Regroupés dans le bureau de la Traversée, nous sommes plusieurs à nous poser la même question.
- Étiez-vous fatigué après une telle journée?
- Non. Je trouve ça drôle aujourd’hui d’entendre les jeunes qui sont bâtis comme un mur de glace et qui disent qu’ils sont fatigués. Moi, oui je fatiguais, mais ce n’était pas long que je me remettais sur pied.
D’une oreille attentive, Johanne nous écoute discuter. [Eudore], c’est comme un père pour moi
, répète-t-elle quelques fois. Celle qui a été à ses côtés pendant plus de 20 ans exprime toute son admiration pour la résilience d’Eudore.
Tu as été obligé de déplacer le sentier plusieurs fois
, dit Johanne, un peu découragée.
Naturellement, on pense à la météo qui a souvent joué les trouble-fêtes. Les forts vents et les chablis qui ont brisé des milliers d’arbres. Toutefois, la plus grande bataille, il l’a livrée contre les compagnies forestières de l’époque.
Je n’étais pas lourd au Québec, dans ce développement-là, dans le temps. J’étais tout seul. Les compagnies faisaient ce qu’elles voulaient avec moi. Elles ont coupé des sentiers, coupé des arbres où elles n’avaient pas le droit de couper. La plantation, ce n’était pas notre domaine, alors dans ce temps-là, on contournait et on aménageait un nouveau sentier
, explique Eudore, qui a livré cette lutte pendant plusieurs années.
C’était le ministère de l’Énergie, à l’époque, qui nous donnait les droits de passage. Ce qui a été difficile, c’était aussi les discussions avec le Séminaire de Québec, qui avaient des terres sur lesquelles passait le sentier.

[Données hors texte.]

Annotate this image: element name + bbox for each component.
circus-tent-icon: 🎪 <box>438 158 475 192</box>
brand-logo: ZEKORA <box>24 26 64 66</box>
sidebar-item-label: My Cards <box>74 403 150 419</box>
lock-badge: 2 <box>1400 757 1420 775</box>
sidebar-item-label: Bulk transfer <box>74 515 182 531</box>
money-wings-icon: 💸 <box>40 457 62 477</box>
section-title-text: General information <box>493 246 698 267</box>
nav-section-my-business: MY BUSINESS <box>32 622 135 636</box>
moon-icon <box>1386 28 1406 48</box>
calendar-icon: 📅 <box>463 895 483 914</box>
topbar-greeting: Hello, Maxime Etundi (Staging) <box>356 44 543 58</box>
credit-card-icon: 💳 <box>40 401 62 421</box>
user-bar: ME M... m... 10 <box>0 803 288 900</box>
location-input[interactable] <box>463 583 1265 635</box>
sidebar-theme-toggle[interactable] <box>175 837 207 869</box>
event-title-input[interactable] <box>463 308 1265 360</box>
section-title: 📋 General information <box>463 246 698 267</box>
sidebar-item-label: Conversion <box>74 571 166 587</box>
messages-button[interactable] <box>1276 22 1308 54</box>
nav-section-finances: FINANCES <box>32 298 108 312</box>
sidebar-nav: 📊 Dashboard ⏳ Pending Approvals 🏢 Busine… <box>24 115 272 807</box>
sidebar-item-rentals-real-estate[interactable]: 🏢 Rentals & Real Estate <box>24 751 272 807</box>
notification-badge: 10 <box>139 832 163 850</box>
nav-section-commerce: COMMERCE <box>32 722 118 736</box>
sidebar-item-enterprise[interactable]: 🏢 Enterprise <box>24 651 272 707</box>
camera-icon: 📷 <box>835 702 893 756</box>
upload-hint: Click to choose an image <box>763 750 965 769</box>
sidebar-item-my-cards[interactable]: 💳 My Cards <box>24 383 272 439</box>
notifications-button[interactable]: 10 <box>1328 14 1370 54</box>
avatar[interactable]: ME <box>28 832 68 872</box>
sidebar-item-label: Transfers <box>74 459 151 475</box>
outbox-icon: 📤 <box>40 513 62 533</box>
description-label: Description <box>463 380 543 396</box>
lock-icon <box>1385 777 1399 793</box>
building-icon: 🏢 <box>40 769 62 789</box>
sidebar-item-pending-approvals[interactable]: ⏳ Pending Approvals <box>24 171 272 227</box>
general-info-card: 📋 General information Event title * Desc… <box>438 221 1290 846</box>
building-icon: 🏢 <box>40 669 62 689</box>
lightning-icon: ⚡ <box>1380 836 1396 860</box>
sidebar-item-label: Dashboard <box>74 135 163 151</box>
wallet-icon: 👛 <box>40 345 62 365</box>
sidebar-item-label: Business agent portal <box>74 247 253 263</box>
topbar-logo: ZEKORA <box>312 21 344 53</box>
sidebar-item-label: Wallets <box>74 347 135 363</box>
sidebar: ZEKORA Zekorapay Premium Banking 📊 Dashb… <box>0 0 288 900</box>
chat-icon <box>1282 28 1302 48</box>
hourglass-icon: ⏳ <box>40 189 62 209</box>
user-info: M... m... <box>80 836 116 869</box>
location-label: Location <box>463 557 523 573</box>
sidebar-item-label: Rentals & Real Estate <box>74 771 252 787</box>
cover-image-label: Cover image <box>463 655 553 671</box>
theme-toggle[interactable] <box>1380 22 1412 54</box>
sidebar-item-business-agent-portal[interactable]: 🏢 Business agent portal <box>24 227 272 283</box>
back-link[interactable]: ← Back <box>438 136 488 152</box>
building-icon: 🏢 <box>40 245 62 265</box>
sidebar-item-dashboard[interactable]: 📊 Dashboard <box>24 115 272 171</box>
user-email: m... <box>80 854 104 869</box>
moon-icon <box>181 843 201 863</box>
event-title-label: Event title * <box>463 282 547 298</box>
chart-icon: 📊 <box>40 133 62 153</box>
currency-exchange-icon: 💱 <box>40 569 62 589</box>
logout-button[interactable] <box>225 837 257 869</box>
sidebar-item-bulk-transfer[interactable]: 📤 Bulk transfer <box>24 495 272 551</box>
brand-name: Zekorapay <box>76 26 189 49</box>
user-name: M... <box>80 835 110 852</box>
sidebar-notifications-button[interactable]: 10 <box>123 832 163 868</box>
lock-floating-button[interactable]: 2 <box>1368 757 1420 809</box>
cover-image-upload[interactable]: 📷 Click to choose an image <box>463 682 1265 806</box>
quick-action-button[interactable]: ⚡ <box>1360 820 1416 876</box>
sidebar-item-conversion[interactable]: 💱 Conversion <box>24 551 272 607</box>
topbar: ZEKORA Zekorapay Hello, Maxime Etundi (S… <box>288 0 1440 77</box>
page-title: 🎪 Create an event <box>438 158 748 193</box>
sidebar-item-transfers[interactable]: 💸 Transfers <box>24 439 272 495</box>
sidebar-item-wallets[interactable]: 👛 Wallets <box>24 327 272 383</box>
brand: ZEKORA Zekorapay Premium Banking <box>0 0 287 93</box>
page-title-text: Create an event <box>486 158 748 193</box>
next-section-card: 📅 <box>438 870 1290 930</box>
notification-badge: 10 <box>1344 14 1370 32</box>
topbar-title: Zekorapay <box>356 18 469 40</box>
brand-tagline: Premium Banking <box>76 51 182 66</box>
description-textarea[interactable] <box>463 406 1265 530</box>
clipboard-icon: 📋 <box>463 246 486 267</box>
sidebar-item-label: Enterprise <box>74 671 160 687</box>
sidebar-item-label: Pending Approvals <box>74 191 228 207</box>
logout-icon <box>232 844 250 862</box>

Tout seul, installé dans son sous-sol, Eudore négociait avec toutes les parties impliquées. Probablement que je devais être convaincant!
dit-il en riant.
Les feux de forêt et les actes de vandalisme ont aussi été au cœur de sa résilience. Des six chalets et refuges qu’il a bâtis de ses mains, quatre seulement existent encore. Le chalet Le Dôme, bien connu des randonneurs et randonneuses puisqu’il peut accueillir 20 personnes, a dû être reconstruit, car la version originale qu’Eudore avait bâtie a été la proie des flammes.
Tu étais exploité!
, lance Johanne. Moi, bien des fois, j’aurais été découragée. Quand on se faisait vandaliser les chalets ou qu’il y avait un chablis, des luttes contre les motoneigistes, les chasseurs, etc. Eudore a même déjà reçu des menaces de mort quand on a décidé d’ouvrir le sentier pendant la période de chasse. Moi, j’aurais abandonné bien avant ça. Mais je le voyais qui continuait, enthousiaste, qui se relevait les manches.